Their problem is the changing rooms at Edward Strauss Park need rebuilding so pending their completion the North Berks side opted to play at Dalton Barracks for this season, just over 6 miles away. As ever the decision to play there was based as much on facilities as it was geography. So much so in fact that the first XI have just announced they’re now seeing out the season at Sutton Courtenay– another 5 miles further on.

You saw the status factor with Long Wittenham’s reserves. Their manager is North Berks League chairman Steve Bolton, and club stalwart and North Berks Grounds officer Derek Meadham was there too. I asked how much the two of them had seen of the first XI? The answer was telling, very little it transpired. Groundhoppers do tend to dislike watching reserve teams but often those reserves often act fairly independently of the firsts with little or no player movement between the two.

But lack of players was the Colts’ problem. They started this game with 10 men, one more arrived after 10 minutes and another soon after that. It was clearly a struggle, and the eventual scoreline reflected that.
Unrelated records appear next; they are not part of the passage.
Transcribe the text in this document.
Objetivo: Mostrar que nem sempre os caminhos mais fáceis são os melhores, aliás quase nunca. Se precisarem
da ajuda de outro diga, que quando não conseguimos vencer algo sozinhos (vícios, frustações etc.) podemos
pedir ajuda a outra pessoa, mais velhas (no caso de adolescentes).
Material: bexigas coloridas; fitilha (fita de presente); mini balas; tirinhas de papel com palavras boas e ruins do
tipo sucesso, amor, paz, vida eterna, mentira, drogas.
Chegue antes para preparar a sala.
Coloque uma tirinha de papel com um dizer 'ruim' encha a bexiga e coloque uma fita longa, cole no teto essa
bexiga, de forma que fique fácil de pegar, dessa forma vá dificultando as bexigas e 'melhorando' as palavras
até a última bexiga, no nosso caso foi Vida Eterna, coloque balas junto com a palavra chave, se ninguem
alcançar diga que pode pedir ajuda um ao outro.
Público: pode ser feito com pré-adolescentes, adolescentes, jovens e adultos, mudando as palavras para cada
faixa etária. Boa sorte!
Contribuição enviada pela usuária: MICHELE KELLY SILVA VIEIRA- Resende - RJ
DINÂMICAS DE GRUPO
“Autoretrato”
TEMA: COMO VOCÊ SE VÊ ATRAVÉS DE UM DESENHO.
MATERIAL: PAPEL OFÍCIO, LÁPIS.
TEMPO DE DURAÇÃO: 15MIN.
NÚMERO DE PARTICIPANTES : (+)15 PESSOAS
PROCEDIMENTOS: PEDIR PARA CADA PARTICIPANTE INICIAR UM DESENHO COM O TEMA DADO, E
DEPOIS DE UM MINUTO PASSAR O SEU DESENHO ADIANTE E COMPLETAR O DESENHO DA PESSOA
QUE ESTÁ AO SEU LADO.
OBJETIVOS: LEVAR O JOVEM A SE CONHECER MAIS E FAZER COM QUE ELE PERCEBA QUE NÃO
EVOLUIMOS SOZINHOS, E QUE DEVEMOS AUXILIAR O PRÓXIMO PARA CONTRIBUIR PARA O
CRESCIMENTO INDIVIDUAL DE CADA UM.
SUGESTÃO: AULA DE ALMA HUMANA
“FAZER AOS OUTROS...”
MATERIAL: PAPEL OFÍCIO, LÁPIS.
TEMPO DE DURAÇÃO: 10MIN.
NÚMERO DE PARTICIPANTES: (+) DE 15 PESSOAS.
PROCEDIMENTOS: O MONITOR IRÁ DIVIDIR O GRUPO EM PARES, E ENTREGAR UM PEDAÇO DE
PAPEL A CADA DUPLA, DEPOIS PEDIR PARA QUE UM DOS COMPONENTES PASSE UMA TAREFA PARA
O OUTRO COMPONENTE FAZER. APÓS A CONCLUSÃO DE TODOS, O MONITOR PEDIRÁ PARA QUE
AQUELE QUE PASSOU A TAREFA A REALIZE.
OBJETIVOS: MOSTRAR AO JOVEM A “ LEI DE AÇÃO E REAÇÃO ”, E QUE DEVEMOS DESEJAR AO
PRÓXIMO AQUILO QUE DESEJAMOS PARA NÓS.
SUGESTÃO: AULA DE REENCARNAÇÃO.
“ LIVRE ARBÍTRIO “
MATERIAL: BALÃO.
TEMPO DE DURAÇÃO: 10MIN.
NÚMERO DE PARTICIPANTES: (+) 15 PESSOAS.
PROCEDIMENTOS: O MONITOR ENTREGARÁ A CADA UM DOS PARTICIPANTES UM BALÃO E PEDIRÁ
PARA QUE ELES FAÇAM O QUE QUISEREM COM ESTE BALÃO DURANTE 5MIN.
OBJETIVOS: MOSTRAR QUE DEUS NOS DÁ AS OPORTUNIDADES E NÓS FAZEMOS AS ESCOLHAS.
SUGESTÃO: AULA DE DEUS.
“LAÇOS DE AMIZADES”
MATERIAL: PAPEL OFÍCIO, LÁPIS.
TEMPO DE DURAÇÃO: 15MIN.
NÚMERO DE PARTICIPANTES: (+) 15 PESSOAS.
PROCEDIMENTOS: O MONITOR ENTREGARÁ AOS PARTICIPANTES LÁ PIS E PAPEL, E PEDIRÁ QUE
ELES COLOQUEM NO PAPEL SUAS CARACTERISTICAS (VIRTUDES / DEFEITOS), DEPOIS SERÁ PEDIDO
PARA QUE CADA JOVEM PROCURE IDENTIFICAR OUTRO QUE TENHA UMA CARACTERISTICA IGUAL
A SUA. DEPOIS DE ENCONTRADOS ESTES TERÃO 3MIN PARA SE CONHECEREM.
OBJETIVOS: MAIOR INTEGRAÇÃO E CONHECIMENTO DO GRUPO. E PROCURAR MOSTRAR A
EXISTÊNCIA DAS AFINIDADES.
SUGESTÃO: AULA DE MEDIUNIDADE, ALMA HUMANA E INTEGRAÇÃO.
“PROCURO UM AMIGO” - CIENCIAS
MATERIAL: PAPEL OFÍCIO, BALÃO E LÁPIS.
The ground though is interesting, if rather run down. Dalton Barracks is now run by the Army despite it being RAF Abingdon for most of its existence. The MOD is set to close the facility altogether by 2029 so its hardly surprising the sports ground has seen so little maintenance.

Part of me wonders why we didn’t hold a hop game there, unlike Benson Lions where the was a security check, here the pitch is outside the gate after all. I suspect I didn’t want to ask Jon Radcliffe at the Lions again, and perhaps again it didn’t cross my mind. I’m not sure whether any football of any note will be played at Dalton Barracks in the next 9 years, part of me doubts it, but then again I’d hate to have been at one of the last games there.

It was a pleasure spending time with Steve, Derek and Long Wittenham, but then it always is. As for the Colts I hope they’re enjoying adult football and I look forward to seeing them back in the village next season.